Vielleicht interpretierte sie Nyströms Intention auch über, vielleicht hatte ihre Chefin gar keine Hintergedanken, und vielleicht war es dämlich und unproduktiv, sich an der Gesinnung eines Mitbürgers abzuarbeiten, der die Hilfe der Polizei in Anspruch nahm beziehungsweise genau das demonstrativ nicht tat, indem er Hjalmarsson geflissentlich ignorierte und statt mit den Hundertschaften der Bereitschaftspolizei mit freiwilligen Helfern in den Wald marschierte und sich dabei filmen ließ, was zugegebenermaßen sein gutes Recht war. Trotzdem brodelte es weiter in ihr. Wo war eigentlich die Mutter des Mädchens?, fragte sie sich. Wenn man das Parteiprogramm, für das Adlercreutz stand, ernst nahm, stand sie vermutlich in ihrem Dorf in Blekinge am heimischen Herd und kochte Pflaumenmarmelade ein. Und was war mit der Tochter? Wie war es für eine heranwachsende junge Frau, jemanden zum Vater zu haben, der ein Geschlechterbild aus dem vorvergangenen Jahrhundert proklamierte? Hatte sie deshalb das Elternhaus so früh wie möglich verlassen, war das der Grund, warum sie ein Internat besuchte? Hjalmarsson dachte an die Worte der Rektorin zurück. Die Schulleiterin hatte von einer Einzelgängerin mit Autismusdiagnose gesprochen, die erst durch pädagogische Maßnahmen der Schule aufgeblüht war und Kontakt zu Gleichaltrigen gefunden hatte. Gab es womöglich einen Zusammenhang zwischen dem elterlichen Wertekanon und dem fragilen Wohlbefinden der Schülerin, oder war das Küchenpsychologie und nichts als Unsinn? Übertrieb die Rektorin den positiven Einfluss der Schule und ihrer pädagogischen Konzepte? Denn war das nicht etwas, das heranwachsende Menschen von sich aus taten, sich mit Gleichgesinnten zusammenzutun? Sich in sozialen Zusammenhängen zu erproben und in der Interaktion und im Abgleich mit anderen eine eigene Identität zu entwickeln? Hatte womöglich das vermeintliche Außenseitertum der vier Jugendlichen etwas mit ihrem Verschwinden zu tun? Aber welche Rolle spielte in einem solchen Szenario der Lehrer? Warum war Julia Lihadji wieder aufgetaucht, die anderen aber nicht?

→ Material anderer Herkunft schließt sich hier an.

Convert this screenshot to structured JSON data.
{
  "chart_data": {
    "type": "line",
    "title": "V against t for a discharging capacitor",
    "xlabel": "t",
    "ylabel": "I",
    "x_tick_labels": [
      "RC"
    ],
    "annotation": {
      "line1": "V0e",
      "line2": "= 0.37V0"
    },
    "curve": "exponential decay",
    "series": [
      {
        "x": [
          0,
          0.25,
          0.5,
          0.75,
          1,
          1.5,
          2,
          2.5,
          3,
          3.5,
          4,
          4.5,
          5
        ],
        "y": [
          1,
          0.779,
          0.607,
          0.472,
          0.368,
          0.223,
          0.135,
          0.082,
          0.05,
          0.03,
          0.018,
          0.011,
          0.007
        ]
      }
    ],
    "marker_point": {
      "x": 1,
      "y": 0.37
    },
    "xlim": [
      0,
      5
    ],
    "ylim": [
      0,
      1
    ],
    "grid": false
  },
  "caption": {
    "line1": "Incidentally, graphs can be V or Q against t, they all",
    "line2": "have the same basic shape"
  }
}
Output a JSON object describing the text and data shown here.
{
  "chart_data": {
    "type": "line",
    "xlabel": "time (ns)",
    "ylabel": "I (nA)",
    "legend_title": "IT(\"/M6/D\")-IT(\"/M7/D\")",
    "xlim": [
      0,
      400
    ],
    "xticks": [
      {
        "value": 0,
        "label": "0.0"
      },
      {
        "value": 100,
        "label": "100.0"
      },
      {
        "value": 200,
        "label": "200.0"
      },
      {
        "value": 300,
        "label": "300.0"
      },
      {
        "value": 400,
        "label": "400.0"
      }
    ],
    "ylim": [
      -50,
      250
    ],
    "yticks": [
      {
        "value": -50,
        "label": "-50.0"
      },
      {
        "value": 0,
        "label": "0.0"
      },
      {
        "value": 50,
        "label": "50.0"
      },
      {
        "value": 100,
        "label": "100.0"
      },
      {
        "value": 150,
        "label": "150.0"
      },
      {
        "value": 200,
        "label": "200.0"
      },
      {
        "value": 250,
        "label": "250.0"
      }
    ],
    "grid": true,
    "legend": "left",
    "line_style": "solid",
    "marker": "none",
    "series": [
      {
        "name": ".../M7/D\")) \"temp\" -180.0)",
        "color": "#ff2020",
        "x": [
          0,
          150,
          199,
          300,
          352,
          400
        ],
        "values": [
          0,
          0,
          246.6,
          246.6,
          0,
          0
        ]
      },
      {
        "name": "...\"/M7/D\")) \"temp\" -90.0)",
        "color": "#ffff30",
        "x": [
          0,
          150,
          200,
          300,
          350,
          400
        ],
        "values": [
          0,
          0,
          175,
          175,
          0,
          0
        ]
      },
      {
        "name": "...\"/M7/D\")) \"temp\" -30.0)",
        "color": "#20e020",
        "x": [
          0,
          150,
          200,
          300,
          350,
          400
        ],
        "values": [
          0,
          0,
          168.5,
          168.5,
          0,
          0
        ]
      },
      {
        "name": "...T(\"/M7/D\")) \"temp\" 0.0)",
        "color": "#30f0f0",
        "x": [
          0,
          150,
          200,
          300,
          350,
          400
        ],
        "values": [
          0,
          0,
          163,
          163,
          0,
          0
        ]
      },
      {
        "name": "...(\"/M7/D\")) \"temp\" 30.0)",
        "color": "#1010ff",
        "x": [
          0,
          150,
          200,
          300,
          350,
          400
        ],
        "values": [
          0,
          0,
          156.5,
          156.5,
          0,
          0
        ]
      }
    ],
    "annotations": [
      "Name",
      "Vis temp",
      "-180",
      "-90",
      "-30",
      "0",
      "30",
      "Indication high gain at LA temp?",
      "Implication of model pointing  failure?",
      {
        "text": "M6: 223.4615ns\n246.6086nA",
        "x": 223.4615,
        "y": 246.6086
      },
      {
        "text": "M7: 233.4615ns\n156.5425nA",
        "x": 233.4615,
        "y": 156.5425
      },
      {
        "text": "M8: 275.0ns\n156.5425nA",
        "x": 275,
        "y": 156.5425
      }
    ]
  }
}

Ein lauter Aufruf von der linken Flanke der Suchkette riss sie aus ihren Gedanken. Sie waren etwa einen Kilometer tief in den Wald vorgedrungen. Dort, wo jemand gerufen hatte, etwa hundert Meter von ihr entfernt, bildeten die Menschen einen Pulk. Mehrere Leute gestikulierten. Adlercreutz rannte mit seinen beiden Bulldozern im Schlepptau an ihr vorbei. Sie folgte im Laufschritt. Die Menschentraube wurde immer dichter. Sie bahnte sich einen Weg hindurch, bis sie fast auf Adlercreutz aufgelaufen wäre. Dann sah sie es. Dann sah sie ihn. Den menschlichen Körper, der auf dem Bauch lag. In Trekkingkleidung. Sie drängte sich an Adlercreutz vorbei und warf sich auf die Knie.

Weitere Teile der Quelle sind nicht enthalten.